The problem is in characterizing insurance as a form of prospective payment. An alternative—and probably more accurate—view is that insurance is the sharing of risk, and that the purchase of insurance is payment for participation in the risk pool. In fact, without the sharing of risk, the concept of insurance is meaningless. While the underlying reality may be the same, the practical difference between the two perspectives is that risk is current, universal, and certain; payment for care is not necessarily any of these.

The risk model makes the government’s case for constitutionality of the individual mandate considerably stronger, since it is the failure of the non-insured to participate in the sharing of risk that immediately increases the costs for the insured—something that experience shows very clearly.
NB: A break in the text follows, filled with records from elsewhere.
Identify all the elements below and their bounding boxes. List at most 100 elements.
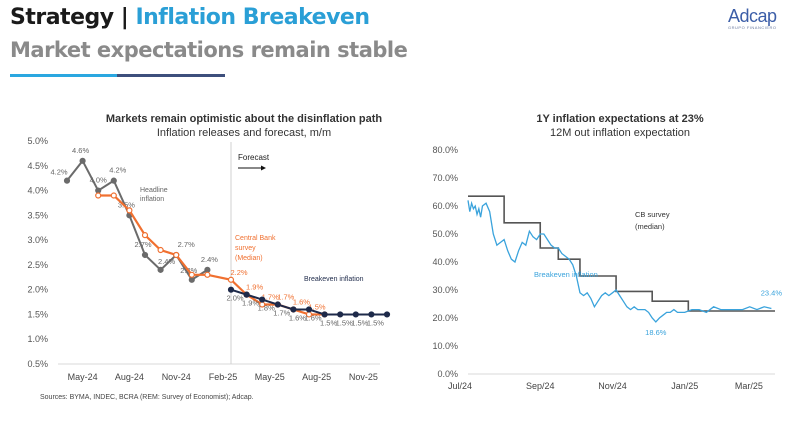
chart1-title: Markets remain optimistic about the disi…: [106, 113, 383, 125]
chart1-subtitle: Inflation releases and forecast, m/m: [157, 127, 331, 139]
chart1-ytick-label: 2.5%: [27, 260, 48, 270]
inflation-forecast-chart: Markets remain optimistic about the disi…: [27, 113, 391, 401]
chart2-ytick-label: 40.0%: [432, 257, 458, 267]
series-line-0: [66, 158, 208, 282]
data-point: [305, 306, 313, 313]
underline-segment-dark: [117, 74, 225, 77]
chart1-xtick-label: Nov-25: [349, 372, 378, 382]
data-point: [368, 311, 375, 318]
chart2-title: 1Y inflation expectations at 23%: [536, 113, 704, 125]
data-point: [126, 207, 133, 214]
data-point: [95, 187, 102, 194]
data-point: [110, 192, 117, 199]
annotation-cb-survey-1: CB survey: [635, 210, 670, 219]
data-point: [259, 296, 266, 303]
data-point: [157, 266, 164, 273]
data-label: 1.6%: [293, 297, 310, 306]
data-label: 1.6%: [304, 313, 321, 322]
data-label: 2.0%: [226, 294, 243, 303]
data-point: [157, 246, 164, 254]
page-subtitle: Market expectations remain stable: [10, 38, 408, 62]
data-point: [352, 311, 359, 318]
header-underline: [10, 74, 225, 77]
chart2-xtick-label: Sep/24: [526, 381, 555, 391]
chart1-ytick-label: 2.0%: [27, 285, 48, 295]
data-label: 4.2%: [109, 166, 126, 175]
data-label: 1.9%: [242, 299, 259, 308]
data-label: 1.7%: [273, 309, 290, 318]
chart1-xtick-label: Aug-24: [115, 372, 144, 382]
data-point: [383, 311, 391, 318]
data-label: 2.4%: [201, 255, 218, 264]
data-label: 1.7%: [277, 293, 294, 302]
data-label: 2.2%: [230, 268, 247, 277]
annotation-cb-2: survey: [235, 245, 256, 252]
annotation-breakeven: Breakeven inflation: [304, 276, 364, 283]
chart1-ytick-label: 3.0%: [27, 235, 48, 245]
data-label: 4.2%: [50, 168, 67, 177]
chart2-ytick-label: 80.0%: [432, 145, 458, 155]
chart2-ytick-label: 20.0%: [432, 313, 458, 323]
data-point: [243, 291, 250, 298]
underline-segment-light: [10, 74, 117, 77]
data-label: 3.5%: [118, 200, 135, 209]
chart1-ytick-label: 5.0%: [27, 136, 48, 146]
annotation-cb-survey-2: (median): [635, 222, 665, 231]
data-point: [204, 271, 211, 278]
chart2-subtitle: 12M out inflation expectation: [550, 127, 690, 139]
data-label: 1.8%: [258, 304, 275, 313]
chart1-xtick-label: May-25: [255, 372, 285, 382]
chart1-ytick-label: 3.5%: [27, 210, 48, 220]
chart1-ytick-label: 1.0%: [27, 334, 48, 344]
company-logo: Adcap GRUPO FINANCIERO: [728, 6, 777, 30]
data-label: 1.9%: [246, 283, 263, 292]
title-prefix: Strategy |: [10, 5, 136, 30]
data-point: [95, 192, 102, 199]
data-label: 23.4%: [761, 288, 783, 297]
data-label: 4.6%: [72, 146, 89, 155]
chart2-ytick-label: 60.0%: [432, 201, 458, 211]
chart1-xtick-label: May-24: [68, 372, 98, 382]
data-point: [227, 276, 235, 283]
data-label: 1.5%: [308, 302, 325, 311]
chart2-xtick-label: Nov/24: [598, 381, 627, 391]
data-label: 1.5%: [367, 318, 384, 327]
data-point: [321, 311, 328, 318]
chart2-ytick-label: 10.0%: [432, 341, 458, 351]
chart2-xtick-label: Jul/24: [448, 381, 472, 391]
data-point: [173, 251, 180, 259]
data-point: [290, 306, 297, 313]
data-label: 4.0%: [90, 176, 107, 185]
chart2-xtick-label: Mar/25: [735, 381, 763, 391]
annotation-breakeven: Breakeven inflation: [534, 270, 598, 279]
data-label: 2.7%: [178, 240, 195, 249]
chart2-ytick-label: 50.0%: [432, 229, 458, 239]
data-label: 1.5%: [336, 318, 353, 327]
annotation-cb-1: Central Bank: [235, 235, 276, 242]
breakeven-line: [467, 200, 772, 323]
chart1-ytick-label: 0.5%: [27, 359, 48, 369]
chart1-ytick-label: 4.0%: [27, 186, 48, 196]
data-point: [204, 266, 211, 273]
data-label: 2.7%: [134, 240, 151, 249]
data-label: 1.5%: [351, 318, 368, 327]
data-point: [79, 157, 86, 164]
chart1-ytick-label: 1.5%: [27, 309, 48, 319]
data-label: 2.4%: [158, 257, 175, 266]
chart2-xtick-label: Jan/25: [671, 381, 698, 391]
data-point: [337, 311, 344, 318]
inflation-expectations-chart: 1Y inflation expectations at 23% 12M out …: [432, 113, 783, 391]
data-point: [274, 301, 281, 308]
annotation-headline-2: inflation: [140, 196, 164, 203]
chart1-xtick-label: Feb-25: [209, 372, 238, 382]
data-point: [141, 251, 149, 259]
chart2-ytick-label: 70.0%: [432, 173, 458, 183]
title-accent: Inflation Breakeven: [135, 5, 370, 30]
chart1-xtick-label: Aug-25: [302, 372, 331, 382]
logo-tagline: GRUPO FINANCIERO: [728, 25, 777, 30]
data-label: 18.6%: [645, 328, 667, 337]
logo-name: Adcap: [728, 6, 777, 26]
chart2-ytick-label: 30.0%: [432, 285, 458, 295]
data-point: [141, 232, 149, 239]
data-label: 1.7%: [262, 293, 279, 302]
Moreover, it emphasizes the uniqueness of insurance: although it is clearly a commercial activity, it offers neither a tangible product nor a service activity, only a transfer of risk—thereby helping to counter the “if Congress can require insurance purchase, is there no purchase they could not compel?” argument.

Would the Supreme Court find this interpretation helpful in judging the constitutionality of the individual mandate? Prospectively, it’s impossible to say, but regarding insurance purchase as payment for risk sharing—and therefore something that applies to all Americans, since even those who fail to purchase insurance affect the costs of others—seems more consistent with the intent of insurance than the advance purchase concept offered by both parties to the Atlanta court.